Alors le terme mafia mis à part, peut-on considérer qu'une emprise mafieuse est en œuvre en Corse ? Sans nier des situations peuvent exister, Gérald Darmanin insiste : "Je ne suis pas juge, je ne suis pas procureur de la République et je ne suis même pas policier ou gendarme. Je laisse évidemment se faire les enquêtes, parce que je n'accuse pas sans travail ni contradiction, sans un travail policier rigoureux sous l'autorité judiciaire."
"Mon travail, c'est de donner les moyens au service de police et de gendarmerie, de pouvoir faire ces enquêtes et de pouvoir dénoncer ces entreprises lorsqu'elles existent. Mon travail, c'est de dire aux fonctionnaires de la République qu'ils sont évidemment soutenus lorsqu'ils font ce travail contre ceux qui spolient l'argent public, et qui dévalorisent la réputation de la France et de la Corse. Mon travail, c'est de lutter très fortement contre les brebis galeuses qui peuvent exister, comme dans toute administration", poursuit-il.
Le ministre de l'Intérieur se veut catégorique : "Si nous devions trouver des agents publics qui, d'une manière ou d'une autre, auraient informé des personnes qui seraient mal intentionnées, avec l'intérêt général ou l'argent public, notre main ne tremblera pas."

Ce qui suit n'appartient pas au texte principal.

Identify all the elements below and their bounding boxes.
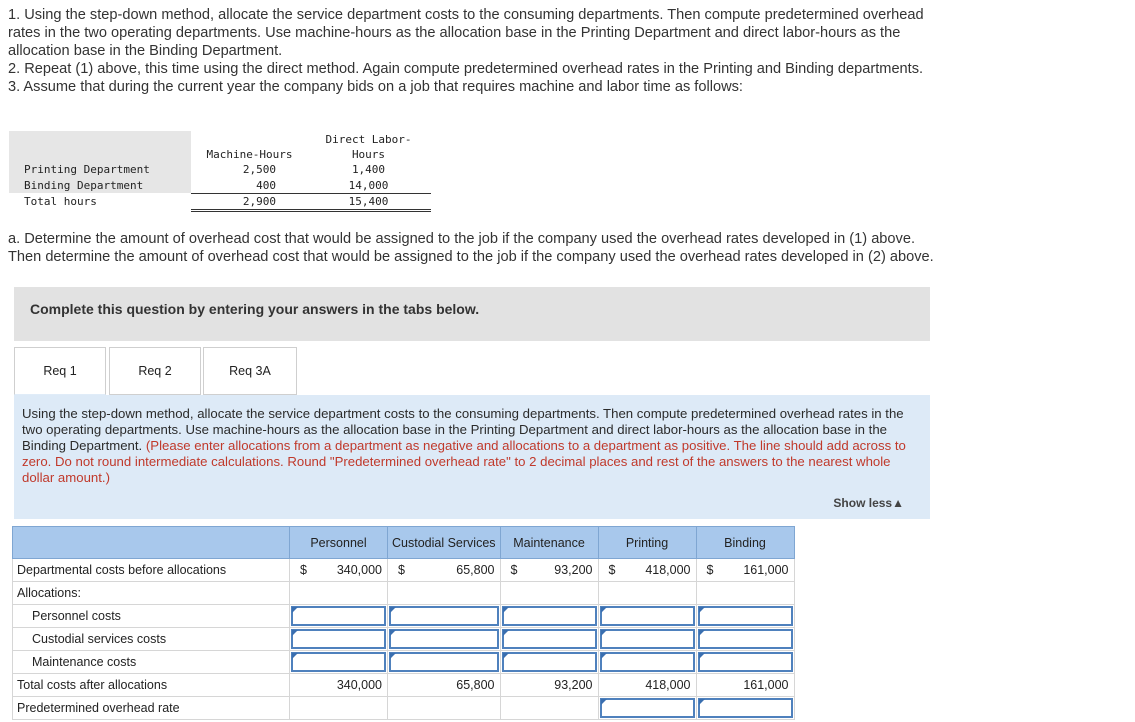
banner-text: Complete this question by entering your answers in the tabs below. <box>30 301 480 317</box>
dlh-value: 1,400 <box>351 163 386 177</box>
cell-before-maintenance: $ 93,200 <box>500 559 598 582</box>
input-personnel-printing[interactable] <box>598 605 696 628</box>
instructions-banner <box>14 287 930 341</box>
show-less-link[interactable]: Show less▲ <box>833 496 904 510</box>
row-label-custodial: Custodial services costs <box>13 628 290 651</box>
mh-total: 2,900 <box>191 193 306 210</box>
input-rate-binding[interactable] <box>696 697 794 720</box>
cell-before-personnel: $ 340,000 <box>290 559 388 582</box>
row-label: Total hours <box>9 193 191 210</box>
dlh-total: 15,400 <box>306 193 431 210</box>
input-personnel-binding[interactable] <box>696 605 794 628</box>
cell-total-binding: 161,000 <box>696 674 794 697</box>
hours-table <box>9 131 431 212</box>
col-header-maintenance: Maintenance <box>500 527 598 559</box>
cell-total-custodial: 65,800 <box>388 674 501 697</box>
instruction-2: 2. Repeat (1) above, this time using the direct method. Again compute predetermined overhead rates in the Printing and Binding departments. <box>8 61 924 77</box>
row-label: Binding Department <box>9 178 191 194</box>
dlh-header-line2: Hours <box>351 148 386 161</box>
input-custodial-maintenance[interactable] <box>500 628 598 651</box>
input-custodial-printing[interactable] <box>598 628 696 651</box>
cell-total-printing: 418,000 <box>598 674 696 697</box>
row-label-allocations: Allocations: <box>13 582 290 605</box>
instructions <box>8 6 943 96</box>
part-a-text: a. Determine the amount of overhead cost that would be assigned to the job if the company used the overhead rates developed in (1) above. Then determine the amount of overhead cost that would be assigned to the job if the company used the overhead rates developed in (2) above. <box>8 231 934 265</box>
mh-value: 2,500 <box>242 163 276 177</box>
tab-req-2[interactable]: Req 2 <box>109 347 201 395</box>
input-maintenance-custodial[interactable] <box>388 651 501 674</box>
input-personnel-custodial[interactable] <box>388 605 501 628</box>
input-custodial-custodial[interactable] <box>388 628 501 651</box>
cell-total-maintenance: 93,200 <box>500 674 598 697</box>
col-header-personnel: Personnel <box>290 527 388 559</box>
question-panel <box>14 395 930 519</box>
dlh-header-line1: Direct Labor- <box>325 132 412 146</box>
tab-req-1[interactable]: Req 1 <box>14 347 106 395</box>
col-header-printing: Printing <box>598 527 696 559</box>
input-personnel-personnel[interactable] <box>290 605 388 628</box>
cell-total-personnel: 340,000 <box>290 674 388 697</box>
row-label-rate: Predetermined overhead rate <box>13 697 290 720</box>
input-personnel-maintenance[interactable] <box>500 605 598 628</box>
question-note: (Please enter allocations from a department as negative and allocations to a department as positive. The line should add across to zero. Do not round intermediate calculations. Round "Predetermined overhead rate" to 2 decimal places and rest of the answers to the nearest whole dollar amount.) <box>22 438 906 485</box>
cell-before-printing: $ 418,000 <box>598 559 696 582</box>
col-header-binding: Binding <box>696 527 794 559</box>
input-custodial-binding[interactable] <box>696 628 794 651</box>
input-maintenance-printing[interactable] <box>598 651 696 674</box>
row-label: Printing Department <box>9 162 191 178</box>
row-label-before: Departmental costs before allocations <box>13 559 290 582</box>
mh-value: 400 <box>191 178 306 194</box>
instruction-3: 3. Assume that during the current year the company bids on a job that requires machine and labor time as follows: <box>8 79 743 95</box>
mh-header: Machine-Hours <box>206 148 293 161</box>
cell-before-custodial: $ 65,800 <box>388 559 501 582</box>
tab-req-3a[interactable]: Req 3A <box>203 347 297 395</box>
input-maintenance-personnel[interactable] <box>290 651 388 674</box>
row-label-maintenance: Maintenance costs <box>13 651 290 674</box>
input-custodial-personnel[interactable] <box>290 628 388 651</box>
input-maintenance-binding[interactable] <box>696 651 794 674</box>
cell-before-binding: $ 161,000 <box>696 559 794 582</box>
input-rate-printing[interactable] <box>598 697 696 720</box>
col-header-custodial: Custodial Services <box>388 527 501 559</box>
row-label-personnel: Personnel costs <box>13 605 290 628</box>
row-label-total: Total costs after allocations <box>13 674 290 697</box>
question-text <box>22 406 917 486</box>
input-maintenance-maintenance[interactable] <box>500 651 598 674</box>
question-main: Using the step-down method, allocate the service department costs to the consuming departments. Then compute predetermined overhead rates in the two operating departments. Use machine-hours as the allocation base in the Printing Department and direct labor-hours as the allocation base in the Binding Department. <box>22 406 904 453</box>
allocation-table <box>12 526 795 720</box>
instruction-1: 1. Using the step-down method, allocate the service department costs to the consuming departments. Then compute predetermined overhead rates in the two operating departments. Use machine-hours as the allocation base in the Printing Department and direct labor-hours as the allocation base in the Binding Department. <box>8 7 924 59</box>
dlh-value: 14,000 <box>306 178 431 194</box>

Le contrôle du crime organisé, condition sine qua non de l'autonomie
Indépendamment du processus de négociation autour d'une possible évolution institutionnelle de la Corse vers un statut d'autonomie, "la Corse fait partie intégrante du territoire de la République, tranche le ministre. Et le banditisme, la criminalité, le trafic de stupéfiants, doivent être combattus fermement."
Impossible d'imaginer une quelconque autonomie de l'île si celle-ci se traduisait par une augmentation de la criminalité organisée, renchérit le ministre. "Nous ne pouvons pas construire une éventuelle évolution institutionnelle si nous n'avons pas les freins ou les contrôles renforcés de l'Etat, ce qui donnerait demain au banditisme un accès à de nouvelles compétences : on pense évidemment aux déchets, à l'autonomie énergétique, à l'accès au logement... Tout ce qui dépend d'une collectivité autonome."

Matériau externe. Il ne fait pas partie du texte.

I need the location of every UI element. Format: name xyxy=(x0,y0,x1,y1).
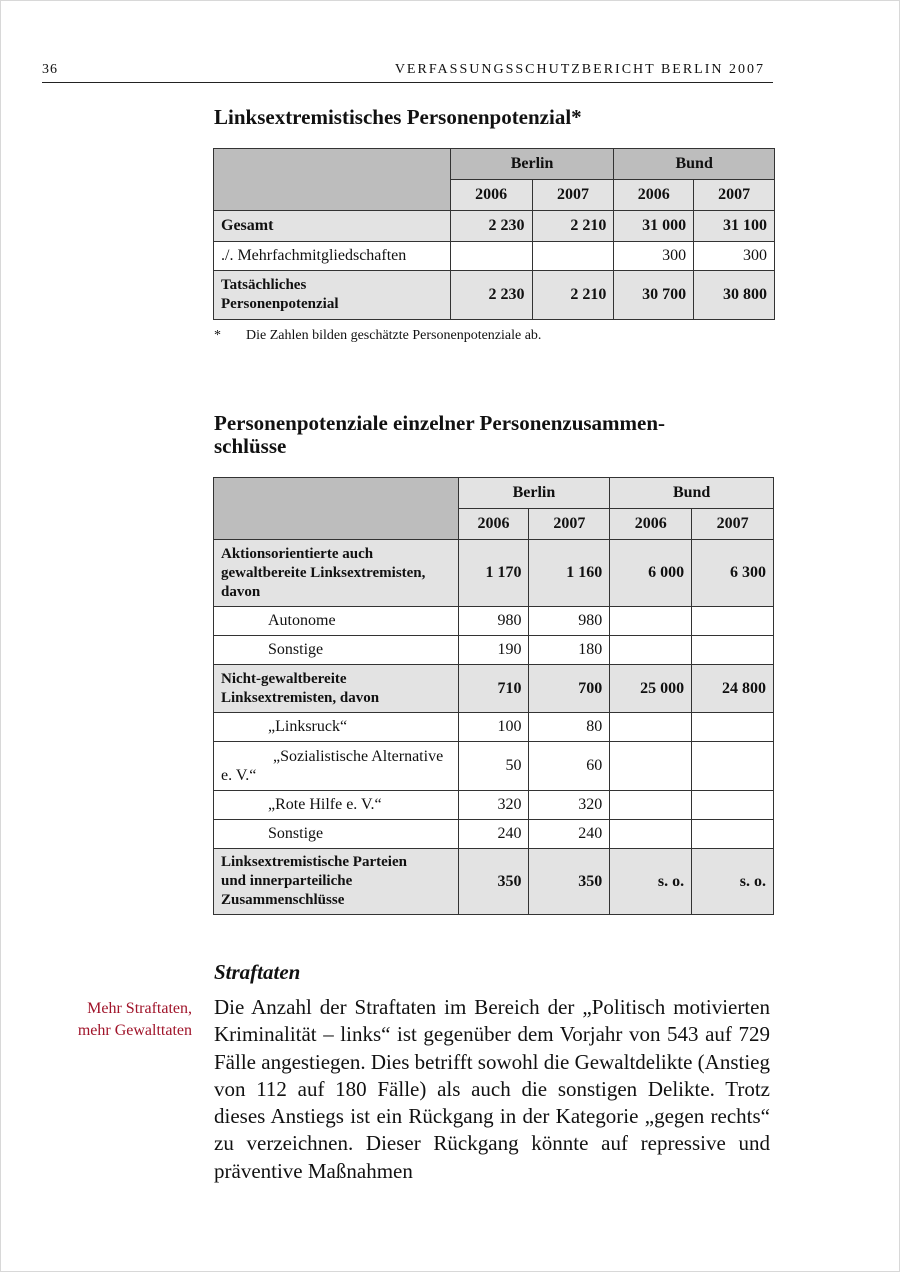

S'il devait y avoir une proposition d'évolution institutionnelle, il est évident que cela ne touchera pas les services régaliens de l'Etat : ni la justice, ni la police ne seraient donnés aux pouvoirs locaux.

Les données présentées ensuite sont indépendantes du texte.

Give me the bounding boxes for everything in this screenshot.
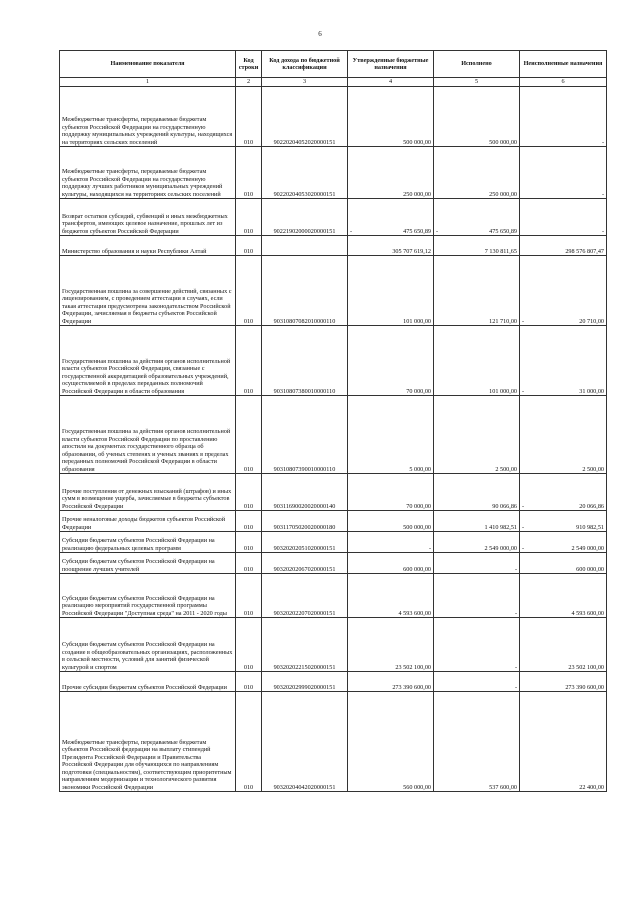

Gérald Darmanin, ministre de l'Intérieur
Ainsi, il le répète, si, au fil des discussions dans les prochains mois entre Paris et la Corse, "il devait y avoir une proposition d'évolution institutionnelle, il est évident que cela ne touchera pas les services régaliens de l'Etat : ni la justice, ni la police ne seraient donnés aux pouvoirs locaux. Eux-mêmes ne le demandent pas."
Gérald Darmanin promet par avance la tenue de points d'étape et de nouveaux rendez-vous d'échange sur la lutte contre la criminalité organisée lors de ses futurs déplacements en Corse. La prochaine visite devrait à priori se tenir en septembre.